Réagissant aux chiffres sur la montée du taux de chômage au Maroc fournis tout récemment par le Haut-Commissaire au Plan, Chakib Benmoussa, suite au recensement général de la population qui ont révélé que ce taux a atteint 21,3% contre 16,2% en 2014, Jouahri indique que BAM se base essentiellement sur les chiffres du HCP en ce qui concerne le chômage et que, à ce titre, la Banque centrale n’a pas d’autres données pour procéder à une comparaison. Le gouverneur a, toutefois, souligné qu’il n’y a pas 36 mille solutions à la problématique du chômage. Selon lui, pour pouvoir adresser véritablement cette problématique, il faudra aller vers une croissance économique plus solide, assortie d’une bonne répartition de la richesse. «Nous n’avons pas le choix. Les secteurs public et privé doivent réellement centrer leurs efforts sur le développement», résume Jouahri. Ceci dit, nuance-t-il, les secteurs non agricoles montrent des signes positifs en ce sens qu’ils renouent avec la croissance en empruntant des trajectoires oscillantes entre 4 et 5%. Et c’est de là que viendra la solution à la problématique de l’emploi, insiste le patron de la Banque centrale.

Marché secondaire des créances en souffrance : Les investisseurs salivent déjà !
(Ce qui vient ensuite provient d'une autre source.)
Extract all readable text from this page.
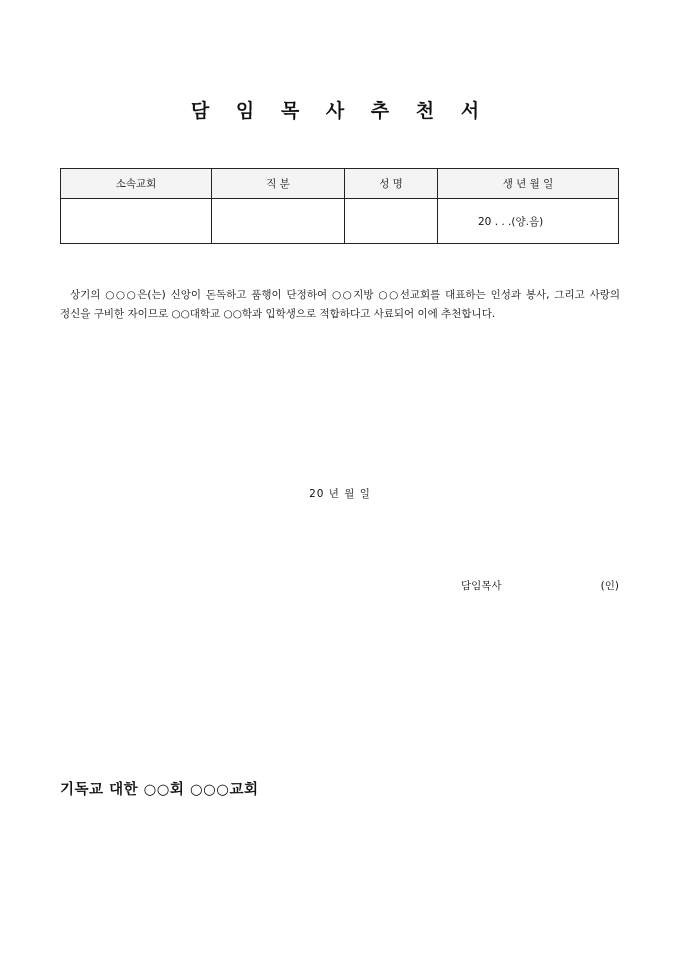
담 임 목 사 추 천 서
소속교회	직 분	성 명	생 년 월 일
			20 . . .(양.음)
상기의 ○○○은(는) 신앙이 돈독하고 품행이 단정하여 ○○지방 ○○선교회를 대표하는 인성과 봉사, 그리고 사랑의 정신을 구비한 자이므로 ○○대학교 ○○학과 입학생으로 적합하다고 사료되어 이에 추천합니다.
20 년 월 일
담임목사	(인)
기독교 대한 ○○회 ○○○교회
Abordant le sujet du marché secondaire des créances en souffrance, le Wali de BAM a fait état de l’existence d’un fort appétit pour le marché secondaire des créances en souffrance, suite à la première opération de titrisation réussie de 400 millions de dirhams, réalisée par une banque marocaine. Pour Jouahri, cette dynamique devrait permettre de structurer et de dynamiser le marché des créances non performantes, grâce à un cadre juridique désormais finalisé. Ce dernier, actuellement dans les circuits d’adoption, passera par plusieurs étapes avant d’entrer en vigueur, avec une consultation publique et un processus d’adoption gouvernementale et parlementaire. «Le marché secondaire des créances en souffrance représente un levier majeur pour renforcer la solvabilité des banques et soutenir l’économie nationale. En permettant une gestion active des créances non performantes, ce marché contribuera à fluidifier les bilans des institutions financières et à améliorer leur capacité d’intervention», conclut Jouahri.

Sortie du Trésor à l’international : le Maroc réajuste son calendrier

Interrogé sur le calendrier de la prochaine sortie du Maroc sur les marchés financiers internationaux, le Wali de BAM a jugé qu’elle devrait intervenir au cours du premier trimestre 2025. Cette opération, initialement prévue en fin d’année 2024, a été reportée afin de garantir des conditions plus favorables. Aux yeux de Jouahri, le bon timing est essentiel, non seulement pour assurer des conditions de taux optimales mais aussi pour préserver la réputation du Maroc auprès des investisseurs étrangers. «Il faut s’assurer d’une souscription optimale et déterminer si l’on peut opter pour des maturités longues ou moyennes», précise le gouverneur de la Banque centrale qui indique que la décision finale appartient au ministère de l’Économie et des finances, avec qui la Banque collabore étroitement, et repose sur une analyse approfondie de l’évolution des marchés internationaux.
Encadré

Croissance : ce que prévoit BAM pour 2025 et 2026

La Banque centrale table sur croissance économique se limitant à 2,6% cette année, après 3,4% en 2023, mais s’accélèrerait à 3,9% au cours des deux prochaines années, selon ses projections. Dans le détail, l’Institut d’émission pronostique une quasi-stabilité de la croissance non agricole autour de 3,5% en 2024, avant une amélioration à 3,6% en 2025 et à 3,9% en 2026. Pour sa part, la valeur ajoutée agricole, pâtissant des conditions climatiques défavorables ayant prévalu lors de la précédente campagne, accuserait un repli de 4,6% en 2024, avant d’afficher, sous l’hypothèse de récoltes céréalières de 50 millions de quintaux équivalant à la moyenne des 5 dernières années, des progressions de 5,7% en 2025 et de 3,6% en 2026.